On 14 July, Professor Bulu was dismissed by the president without explanation.

“We have forced them to take a step back,” said Feyzi Erçin, a former Boğaziçi music lecturer and lawyer who gave legal advice to students arrested during the protests. “It has shown that by protesting, we can force some change.”

Turkey’s increasingly autocratic government has squeezed institutional autonomy since 2016 with widespread arrests and dismissals of scholars following the failed coup. Last year, a former ruling party MP was appointed head of Ankara University, while dozens of rectors tweet pro-government messages, according to an analysis conducted last year.

But Boğaziçi was seen as Turkey’s “last fortress” against this political encroachment, explained Ödül Bozkurt, senior lecturer in international human resource management at the University of Sussex, and a Boğaziçi alumnus.

Professor Bulu’s appointment triggered the creation of alumni action groups in the UK, US, Sweden, Spain, Germany and Belgium, she said. “I have never seen this level of resilience and imagination in mobilising an entire community,” she added.

His dismissal will have “symbolic power” across the rest of Turkish academia, she said.

The protests had tapped into wider public discontent over political appointees in high places, she explained. “It cut across party lines,” she added.

“Symbolically speaking, we have the upper hand now,” said Zeynep Gambetti, a political theorist and one of the organisers of the protests. “The government is scarred and will have to make concessions.”

Students launched highly visible protests, she said, but faculty had also blocked “several moves by the appointed administrators to confiscate seats in the senate and university council, to interfere in department decisions, to shut the campus off”, she explained.

It is unclear exactly what President Erdoğan will do next. It is possible that he “wants a rector that would mediate these protests and calm the campus, so this may be a political move with election concerns”, said Mine Eder, a professor of political economy at Boğaziçi.

But several campaigners fear that the government will try taking an even harder line against the university.

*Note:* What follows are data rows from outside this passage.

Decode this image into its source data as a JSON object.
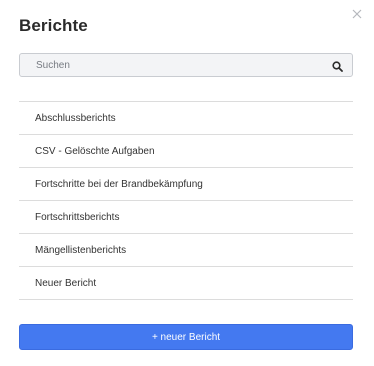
{
  "dialog": {
    "title": "Berichte",
    "close_icon": "close-icon"
  },
  "search": {
    "placeholder": "Suchen",
    "value": "",
    "icon": "search-icon"
  },
  "reports": {
    "items": [
      {
        "label": "Abschlussberichts"
      },
      {
        "label": "CSV - Gelöschte Aufgaben"
      },
      {
        "label": "Fortschritte bei der Brandbekämpfung"
      },
      {
        "label": "Fortschrittsberichts"
      },
      {
        "label": "Mängellistenberichts"
      },
      {
        "label": "Neuer Bericht"
      }
    ]
  },
  "actions": {
    "new_report_label": "+ neuer Bericht"
  },
  "colors": {
    "primary_button": "#4479f0",
    "search_background": "#f3f4f6",
    "divider": "#dcdcdc"
  }
}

Acting rector Naci Inci, a physics professor, already appears to have dismissed several opposition figures from their roles. Mr Ercin said he found out last week that his course on film music had been cancelled after eight years of lecturing. The decision “had everything to do with the protests”, he said.

The university reportedly justified its decision by pointing to Mr Ercin’s lack of a PhD or research in his taught field.

Another lecturer, the film-maker Can Candan, also said he had been dismissed by Professor Inci.

Boğaziçi academics are now scrambling to organise their own rector candidates before an application deadline of 2 August set by the country’s Council of Higher Education (YÖK).

“YÖK made an open call for candidates to replace Bulu last week. What we’ll do to defy this is to select our own candidates and say we won’t accept anyone else,” said Dr Gambetti.

The university, its acting rector, YÖK and Turkey’s government all failed to respond to requests for comment.